Do you Know Misinterpretation of Cognitive Dissonance Message can Ruin Your Marriage or Relationship?

The term 'cognitive dissonance' means the discomfort of person when his/her self-image collides with reality. Some of you might think it is a new aspect of life, but, in reality, we all, frequently feel this discomfort or witness it in our loved ones. A person’s self-image is based on values and beliefs, and he/she is demanded to work or act outside his/her value’s boundaries.

For example, a husband holds his self-image that he is compassionate and a good listener. One day things at his office don't go too well and he reaches home completely exhausted.  At this moment  his wife (who was waiting for him) complaints that the washing machine is no more working because he didn’t switch it off correctly, last night.

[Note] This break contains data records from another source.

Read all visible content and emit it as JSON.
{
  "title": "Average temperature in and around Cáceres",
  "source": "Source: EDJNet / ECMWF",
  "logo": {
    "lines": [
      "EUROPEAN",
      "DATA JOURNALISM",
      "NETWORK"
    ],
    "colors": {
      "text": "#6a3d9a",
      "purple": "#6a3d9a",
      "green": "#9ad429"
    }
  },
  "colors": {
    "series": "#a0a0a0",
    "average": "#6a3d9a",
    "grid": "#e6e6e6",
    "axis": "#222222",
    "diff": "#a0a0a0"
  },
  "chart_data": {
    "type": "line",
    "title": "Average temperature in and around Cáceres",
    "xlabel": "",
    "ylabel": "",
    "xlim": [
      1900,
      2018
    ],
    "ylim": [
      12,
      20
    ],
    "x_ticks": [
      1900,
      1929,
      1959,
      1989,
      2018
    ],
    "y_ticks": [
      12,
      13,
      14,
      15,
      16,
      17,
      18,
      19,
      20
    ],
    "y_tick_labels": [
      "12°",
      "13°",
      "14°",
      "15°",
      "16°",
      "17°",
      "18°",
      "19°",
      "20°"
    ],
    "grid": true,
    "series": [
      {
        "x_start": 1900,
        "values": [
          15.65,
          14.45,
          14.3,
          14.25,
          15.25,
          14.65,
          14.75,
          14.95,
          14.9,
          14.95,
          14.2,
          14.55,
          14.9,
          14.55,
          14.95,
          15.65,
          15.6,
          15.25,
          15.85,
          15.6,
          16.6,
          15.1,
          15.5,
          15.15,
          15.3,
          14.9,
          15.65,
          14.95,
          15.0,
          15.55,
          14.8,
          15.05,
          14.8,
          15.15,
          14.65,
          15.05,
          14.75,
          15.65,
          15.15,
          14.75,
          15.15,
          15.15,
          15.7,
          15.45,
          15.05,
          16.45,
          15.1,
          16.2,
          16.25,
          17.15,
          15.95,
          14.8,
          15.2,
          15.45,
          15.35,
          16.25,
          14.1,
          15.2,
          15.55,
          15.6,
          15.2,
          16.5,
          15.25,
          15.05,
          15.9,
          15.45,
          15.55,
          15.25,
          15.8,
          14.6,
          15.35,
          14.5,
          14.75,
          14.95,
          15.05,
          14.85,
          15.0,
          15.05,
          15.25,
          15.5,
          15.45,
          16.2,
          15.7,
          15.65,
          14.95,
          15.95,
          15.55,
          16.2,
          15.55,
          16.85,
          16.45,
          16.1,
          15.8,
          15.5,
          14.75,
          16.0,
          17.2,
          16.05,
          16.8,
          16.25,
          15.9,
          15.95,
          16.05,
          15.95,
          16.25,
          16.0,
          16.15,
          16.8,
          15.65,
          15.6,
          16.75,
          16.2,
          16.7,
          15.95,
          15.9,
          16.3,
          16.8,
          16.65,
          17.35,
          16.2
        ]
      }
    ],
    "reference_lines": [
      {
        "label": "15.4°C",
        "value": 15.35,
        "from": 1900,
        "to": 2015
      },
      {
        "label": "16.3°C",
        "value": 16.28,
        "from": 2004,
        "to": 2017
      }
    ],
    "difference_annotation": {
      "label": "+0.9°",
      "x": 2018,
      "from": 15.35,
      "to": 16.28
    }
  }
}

At this moment, this husband may face the conflict between his self-image and current reality. He may ask himself:  “I am a loving and compassionate person. Yet I am not loving and compassionate with my wife at this moment. Therefore, there must be something wrong with my wife- she must be selfish, irrational, ignorant, unworthy, abusive, etc.”

That is how judgements from a misinterpretation of a message of cognitive dissonance ruins an intimate relationship and marriages. 

Remember, it's not easy to avoid the trap of cognitive dissonance in intimate relationships. Instead of asking what is wrong with your partner, ask, what in me is making it hard to be compassionate right now. The answer will almost always be guilt (I should have informed her that I am too tired today so she could understand me at this moment).